Metal alloy nanoparticles-Graphene that the present invention utilizes microwave ethylene glycol assisted Reduction method to prepare and XC-72 active carbon composite catalyst, simple, efficiency is high, and the Graphene obtained has single layer structure, the even particle size distribution of alloy particle, average grain diameter is about 1.5nm.By with the interaction of XC-72 active carbon and the catalytic activity that can improve nano particle to the electronics modification of metal nanoparticle.The catalyst obtained has excellent hydrogen reduction electrocatalysis characteristic.

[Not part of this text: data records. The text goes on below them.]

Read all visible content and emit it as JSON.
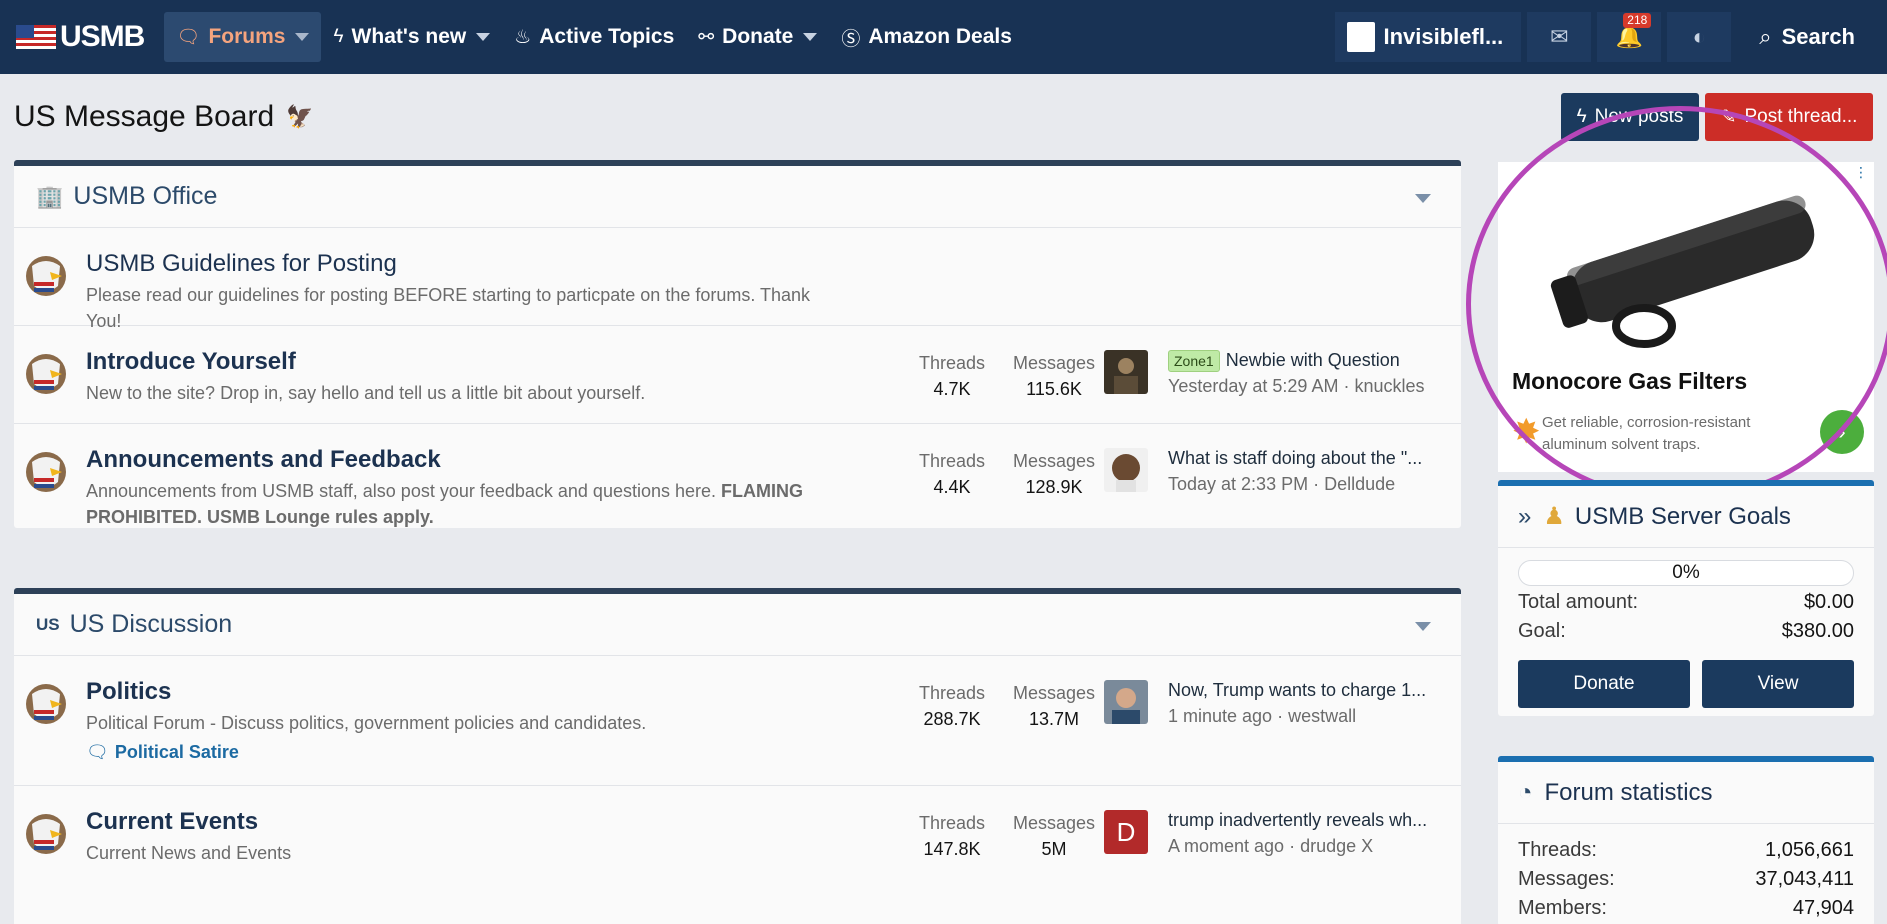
{
  "nav": {
    "logo": "USMB",
    "tabs": [
      {
        "label": "Forums",
        "icon": "chat-icon",
        "has_menu": true,
        "selected": true
      },
      {
        "label": "What's new",
        "icon": "bolt-icon",
        "has_menu": true,
        "selected": false
      },
      {
        "label": "Active Topics",
        "icon": "fire-icon",
        "has_menu": false,
        "selected": false
      },
      {
        "label": "Donate",
        "icon": "handshake-icon",
        "has_menu": true,
        "selected": false
      },
      {
        "label": "Amazon Deals",
        "icon": "dollar-icon",
        "has_menu": false,
        "selected": false
      }
    ],
    "user": "Invisiblefl...",
    "alerts_badge": "218",
    "search_label": "Search"
  },
  "page": {
    "title": "US Message Board",
    "new_posts_label": "New posts",
    "post_thread_label": "Post thread..."
  },
  "categories": [
    {
      "title": "USMB Office",
      "nodes": [
        {
          "title": "USMB Guidelines for Posting",
          "desc": "Please read our guidelines for posting BEFORE starting to particpate on the forums. Thank You!"
        },
        {
          "title": "Introduce Yourself",
          "desc": "New to the site? Drop in, say hello and tell us a little bit about yourself.",
          "threads_label": "Threads",
          "threads": "4.7K",
          "messages_label": "Messages",
          "messages": "115.6K",
          "last_prefix": "Zone1",
          "last_title": "Newbie with Question",
          "last_time": "Yesterday at 5:29 AM",
          "last_user": "knuckles"
        },
        {
          "title": "Announcements and Feedback",
          "desc": "Announcements from USMB staff, also post your feedback and questions here.",
          "desc_bold": "FLAMING PROHIBITED. USMB Lounge rules apply.",
          "threads_label": "Threads",
          "threads": "4.4K",
          "messages_label": "Messages",
          "messages": "128.9K",
          "last_title": "What is staff doing about the \"...",
          "last_time": "Today at 2:33 PM",
          "last_user": "Delldude"
        }
      ]
    },
    {
      "title": "US Discussion",
      "flag_text": "US",
      "nodes": [
        {
          "title": "Politics",
          "desc": "Political Forum - Discuss politics, government policies and candidates.",
          "subforum": "Political Satire",
          "threads_label": "Threads",
          "threads": "288.7K",
          "messages_label": "Messages",
          "messages": "13.7M",
          "last_title": "Now, Trump wants to charge 1...",
          "last_time": "1 minute ago",
          "last_user": "westwall"
        },
        {
          "title": "Current Events",
          "desc": "Current News and Events",
          "threads_label": "Threads",
          "threads": "147.8K",
          "messages_label": "Messages",
          "messages": "5M",
          "last_title": "trump inadvertently reveals wh...",
          "last_time": "A moment ago",
          "last_user": "drudge X",
          "last_avatar_letter": "D"
        }
      ]
    }
  ],
  "ad": {
    "title": "Monocore Gas Filters",
    "text": "Get reliable, corrosion-resistant aluminum solvent traps."
  },
  "goals": {
    "title": "USMB Server Goals",
    "progress": 0,
    "progress_label": "0%",
    "total_label": "Total amount:",
    "total": "$0.00",
    "goal_label": "Goal:",
    "goal": "$380.00",
    "donate_label": "Donate",
    "view_label": "View"
  },
  "stats": {
    "title": "Forum statistics",
    "threads_label": "Threads:",
    "threads": "1,056,661",
    "messages_label": "Messages:",
    "messages": "37,043,411",
    "members_label": "Members:",
    "members": "47,904"
  },
  "colors": {
    "nav_bg": "#183254",
    "accent_red": "#cc2d27",
    "highlight_ring": "#b646b8"
  }
}
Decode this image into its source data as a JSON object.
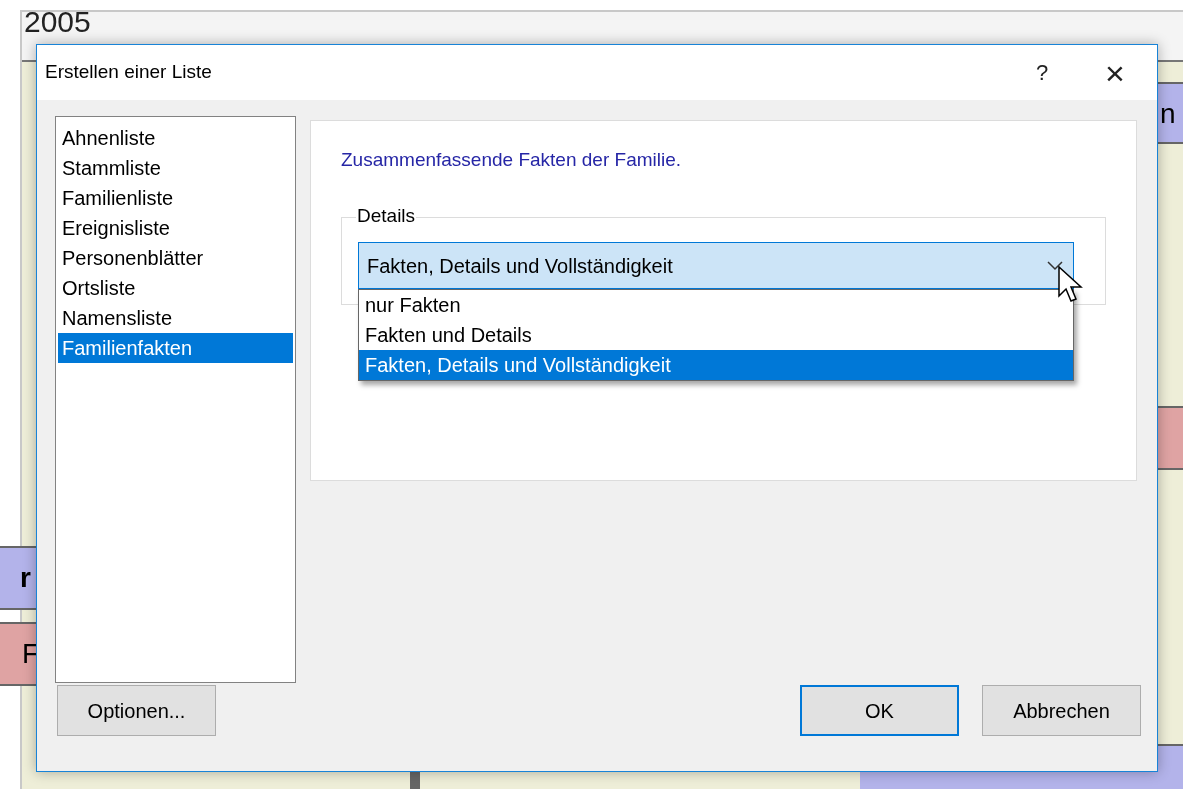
{
  "background": {
    "year": "2005",
    "nodes": [
      {
        "text": "n",
        "color": "#b3b3ea"
      },
      {
        "color": "#dfa3a3"
      },
      {
        "text": "r",
        "color": "#b3b3ea"
      },
      {
        "text": "F",
        "color": "#dfa3a3"
      },
      {
        "color": "#b3b3ea"
      }
    ]
  },
  "dialog": {
    "title": "Erstellen einer Liste",
    "help": "?",
    "close": "×",
    "lists": [
      {
        "label": "Ahnenliste",
        "selected": false
      },
      {
        "label": "Stammliste",
        "selected": false
      },
      {
        "label": "Familienliste",
        "selected": false
      },
      {
        "label": "Ereignisliste",
        "selected": false
      },
      {
        "label": "Personenblätter",
        "selected": false
      },
      {
        "label": "Ortsliste",
        "selected": false
      },
      {
        "label": "Namensliste",
        "selected": false
      },
      {
        "label": "Familienfakten",
        "selected": true
      }
    ],
    "description": "Zusammenfassende Fakten der Familie.",
    "group": {
      "label": "Details",
      "value": "Fakten, Details und Vollständigkeit",
      "expanded": true,
      "options": [
        {
          "label": "nur Fakten",
          "selected": false
        },
        {
          "label": "Fakten und Details",
          "selected": false
        },
        {
          "label": "Fakten, Details und Vollständigkeit",
          "selected": true
        }
      ]
    },
    "buttons": [
      {
        "label": "Optionen...",
        "default": false
      },
      {
        "label": "OK",
        "default": true
      },
      {
        "label": "Abbrechen",
        "default": false
      }
    ]
  }
}
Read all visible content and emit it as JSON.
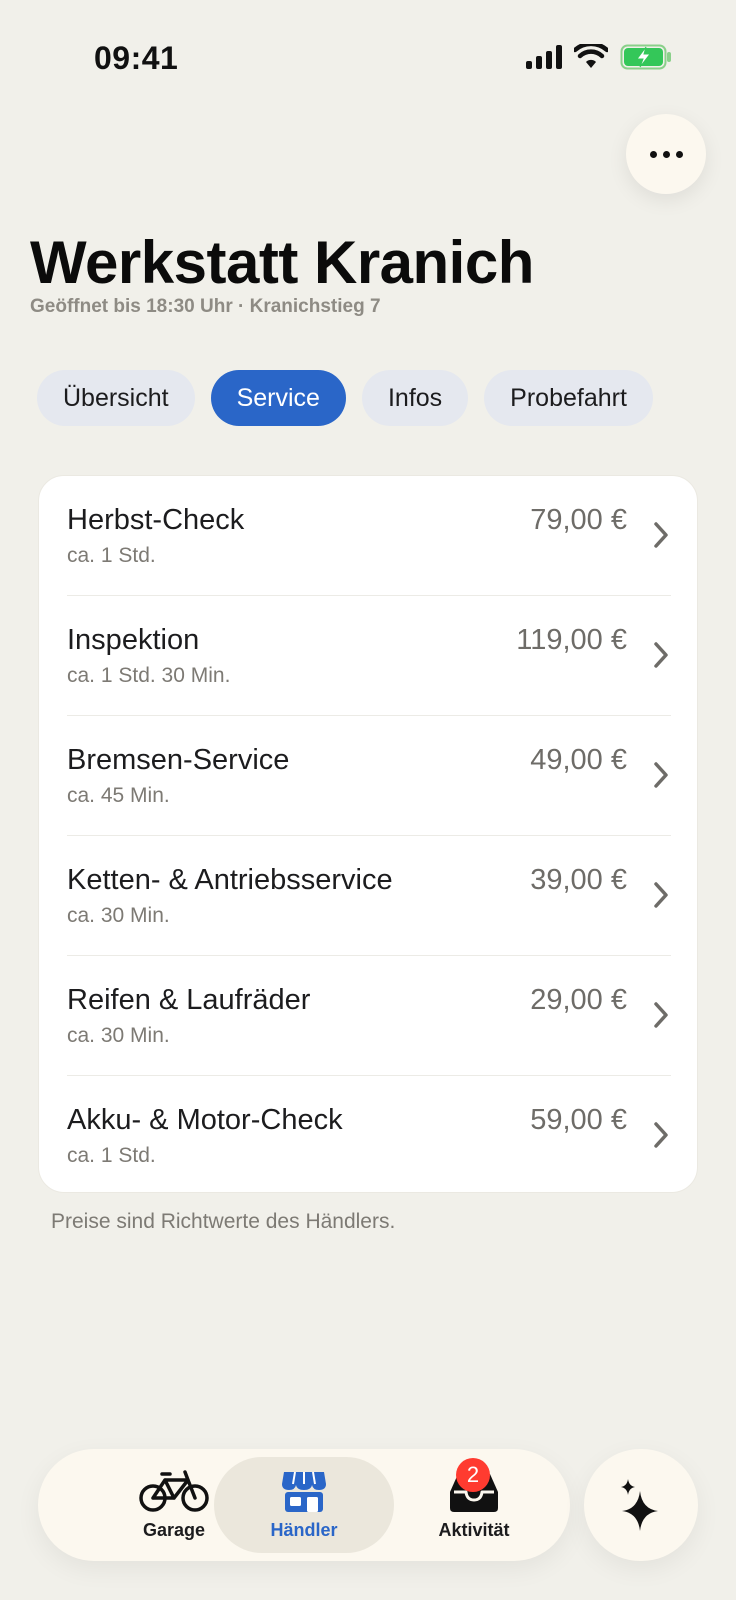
{
  "status_bar": {
    "time": "09:41"
  },
  "header": {
    "title": "Werkstatt Kranich",
    "subtitle": "Geöffnet bis 18:30 Uhr · Kranichstieg 7"
  },
  "tabs": [
    {
      "label": "Übersicht",
      "active": false
    },
    {
      "label": "Service",
      "active": true
    },
    {
      "label": "Infos",
      "active": false
    },
    {
      "label": "Probefahrt",
      "active": false
    }
  ],
  "services": [
    {
      "name": "Herbst-Check",
      "duration": "ca. 1 Std.",
      "price": "79,00 €"
    },
    {
      "name": "Inspektion",
      "duration": "ca. 1 Std. 30 Min.",
      "price": "119,00 €"
    },
    {
      "name": "Bremsen-Service",
      "duration": "ca. 45 Min.",
      "price": "49,00 €"
    },
    {
      "name": "Ketten- & Antriebsservice",
      "duration": "ca. 30 Min.",
      "price": "39,00 €"
    },
    {
      "name": "Reifen & Laufräder",
      "duration": "ca. 30 Min.",
      "price": "29,00 €"
    },
    {
      "name": "Akku- & Motor-Check",
      "duration": "ca. 1 Std.",
      "price": "59,00 €"
    }
  ],
  "footnote": "Preise sind Richtwerte des Händlers.",
  "tabbar": {
    "items": [
      {
        "label": "Garage",
        "icon": "bicycle-icon"
      },
      {
        "label": "Händler",
        "icon": "store-icon",
        "active": true
      },
      {
        "label": "Aktivität",
        "icon": "inbox-icon",
        "badge": "2"
      }
    ]
  },
  "colors": {
    "accent": "#2a66c8",
    "background": "#f1f0ea",
    "badge": "#ff3b30"
  }
}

Compared with prior art, the present invention has the following advantages: other carbon carriers relatively, the single-layer graphene of perfect structure its there is excellent physical property, as larger specific area, outstanding mechanical property and better electronic conduction ability.Because the sticky coefficient of ethylene glycol is large, when being uniformly dispersed wherein by graphite oxide, required ultrasonic time increases, but also can add energy between oxidized graphite flake layer due to the lengthening of ultrasonic time simultaneously, thus facilitates the reunion of graphite oxide.Based on this point, in ethylene glycol, add appropriate viscosity coefficient little, low-boiling dispersion aids-isopropyl alcohol, effectively improve the extent of exfoliation of graphite oxide.Add active carbon XC-72 and Graphene compound, the extent of exfoliation of Graphene can be improved on the one hand, carrier on the other hand as catalyst more can adsorb duct for noble metal provides, effectively can improve bimetallic catalyst being uniformly distributed on Graphene, effectively improve the utilance of noble metal, greatly improve the efficiency of battery.The Pt-Co double metallic composite material that the present invention obtains has less particle diameter, and the alloy effect of Pt and Co is relatively more complete, and dispersed at graphenic surface, thus improves the electro catalytic activity of catalyst.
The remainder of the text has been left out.